The Attention Economy Hypothesis in Brief

Re blogged from Wednesday, August 30th, 2006 with very slight changes:
This blog focuses on the coming of the Attention Economy. Every so often, I shall remind new (and even old) readers of what I mean by this term.

The basic idea is that we are moving toward a new kind of economy, wildly different from any before.

An economy in this sense is system of actions and transactions of some kind involving scarce but desirable or necessary entities, with the multiplicity of such transactions intricately tying an entire society or several societies together.

Attention here means attention from other human beings. Because we each have limited capacity to pay attention, the amount available is inescapably scarce. The more some have, the less others must have. This is so even though attention is really quite difficult to quantify with any precision.

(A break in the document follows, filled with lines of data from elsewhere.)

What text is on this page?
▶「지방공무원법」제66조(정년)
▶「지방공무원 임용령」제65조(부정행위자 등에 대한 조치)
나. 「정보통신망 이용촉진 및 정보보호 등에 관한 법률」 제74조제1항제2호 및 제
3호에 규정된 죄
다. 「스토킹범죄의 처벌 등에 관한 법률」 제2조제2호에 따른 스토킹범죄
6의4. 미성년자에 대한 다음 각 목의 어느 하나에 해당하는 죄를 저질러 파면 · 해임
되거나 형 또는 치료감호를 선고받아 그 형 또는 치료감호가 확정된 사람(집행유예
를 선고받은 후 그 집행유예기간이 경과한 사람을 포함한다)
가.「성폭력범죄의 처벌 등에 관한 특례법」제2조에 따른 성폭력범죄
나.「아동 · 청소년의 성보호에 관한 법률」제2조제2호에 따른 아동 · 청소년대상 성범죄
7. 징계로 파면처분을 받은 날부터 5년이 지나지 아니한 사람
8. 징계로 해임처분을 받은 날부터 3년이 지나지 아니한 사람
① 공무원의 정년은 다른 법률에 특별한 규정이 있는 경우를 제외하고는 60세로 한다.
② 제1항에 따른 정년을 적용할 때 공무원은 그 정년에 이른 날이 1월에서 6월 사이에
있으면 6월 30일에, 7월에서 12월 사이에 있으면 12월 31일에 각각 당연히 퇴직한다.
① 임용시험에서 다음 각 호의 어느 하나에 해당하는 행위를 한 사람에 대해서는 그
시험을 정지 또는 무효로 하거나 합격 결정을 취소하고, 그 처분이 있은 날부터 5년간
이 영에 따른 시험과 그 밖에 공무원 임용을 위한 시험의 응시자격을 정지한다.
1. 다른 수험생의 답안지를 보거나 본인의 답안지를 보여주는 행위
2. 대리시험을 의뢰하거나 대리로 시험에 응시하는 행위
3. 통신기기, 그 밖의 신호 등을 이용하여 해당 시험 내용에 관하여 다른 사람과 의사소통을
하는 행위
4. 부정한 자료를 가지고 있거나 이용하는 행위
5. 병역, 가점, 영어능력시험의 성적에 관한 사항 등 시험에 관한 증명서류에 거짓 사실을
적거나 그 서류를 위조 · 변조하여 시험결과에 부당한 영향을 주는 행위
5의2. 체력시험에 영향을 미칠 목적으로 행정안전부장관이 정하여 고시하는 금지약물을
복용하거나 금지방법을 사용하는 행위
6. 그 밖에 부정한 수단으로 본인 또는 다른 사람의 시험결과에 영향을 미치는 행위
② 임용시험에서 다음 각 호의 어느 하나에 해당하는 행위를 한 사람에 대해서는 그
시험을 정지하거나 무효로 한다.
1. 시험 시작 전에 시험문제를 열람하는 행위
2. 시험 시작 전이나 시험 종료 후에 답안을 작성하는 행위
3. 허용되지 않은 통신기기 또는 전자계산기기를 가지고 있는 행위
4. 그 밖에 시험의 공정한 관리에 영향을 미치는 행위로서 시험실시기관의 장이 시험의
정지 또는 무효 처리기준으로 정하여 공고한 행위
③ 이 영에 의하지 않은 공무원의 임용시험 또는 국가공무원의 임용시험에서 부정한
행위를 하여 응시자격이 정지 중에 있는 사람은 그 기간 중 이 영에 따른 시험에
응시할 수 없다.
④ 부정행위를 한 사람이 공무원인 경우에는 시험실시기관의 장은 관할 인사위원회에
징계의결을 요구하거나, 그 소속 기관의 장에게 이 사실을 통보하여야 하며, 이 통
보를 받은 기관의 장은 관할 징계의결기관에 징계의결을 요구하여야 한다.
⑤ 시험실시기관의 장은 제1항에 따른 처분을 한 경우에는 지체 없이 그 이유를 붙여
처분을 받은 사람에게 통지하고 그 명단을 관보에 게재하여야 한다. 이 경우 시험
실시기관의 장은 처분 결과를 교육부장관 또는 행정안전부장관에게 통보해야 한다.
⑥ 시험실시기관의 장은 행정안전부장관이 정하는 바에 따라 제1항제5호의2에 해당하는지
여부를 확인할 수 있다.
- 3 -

Attention is necessary for all humans. It is also desirable, with no limit to how much a person can actually want. As long as it seems possible to garner additional attention through the Internet and related technologies, more and more people will go after it, increasing the level of competition for it and thus the overall scarcity. This leads to a vicious circle in which attention becomes more and more sought after. Its pursuit more and more fully comes to occupy most people’s efforts.

So far, to a considerable extent we have moved toward this new economy without any real consciousness of it. We largely analyze our affairs in the increasingly misleading terms of the old economy, in which such measures as GDP, employment and wage rates, inflation rates and the like are the key indicators. But these terms came into use in an economy dominated by the industrial manufacture of standardized goods.

One of the first such standardized manufactured goods was money itself (in the form of coins). Now, increasingly, money tracks attention. Those with a great deal of attention can easily obtain money, should they want it. Those with little attention will have a much harder time obtaining money. But this relation between attention and money may itself be transitional. When and if we fully enter into the attention economy, money may lose any significant role.

The attention economy, like any economy historically different from the industrial, market-based economy in whose terms we are all used to thinking, will have its own different implicit rules, roles, cycles, values, etc.

One Response to “The Attention Economy Hypothesis in Brief”

  1. Lucas Says:

    Dear Michael
    I’ve enjoyed your discussions of the attention economy in the various places they are posted online. I was wondering if/when you plan to publish these thoughts as a book?

    There are a few books on this subject, but none of them are as interesting, to me, as your own brief essays and blog postings. For instance, Lanham’s is rather meandering and vague, and Devenport’s is overly business-oriented as a “how-to” manual.

    I look forward to reading your own extended take on the subject (perhaps it is already published and I have missed it?)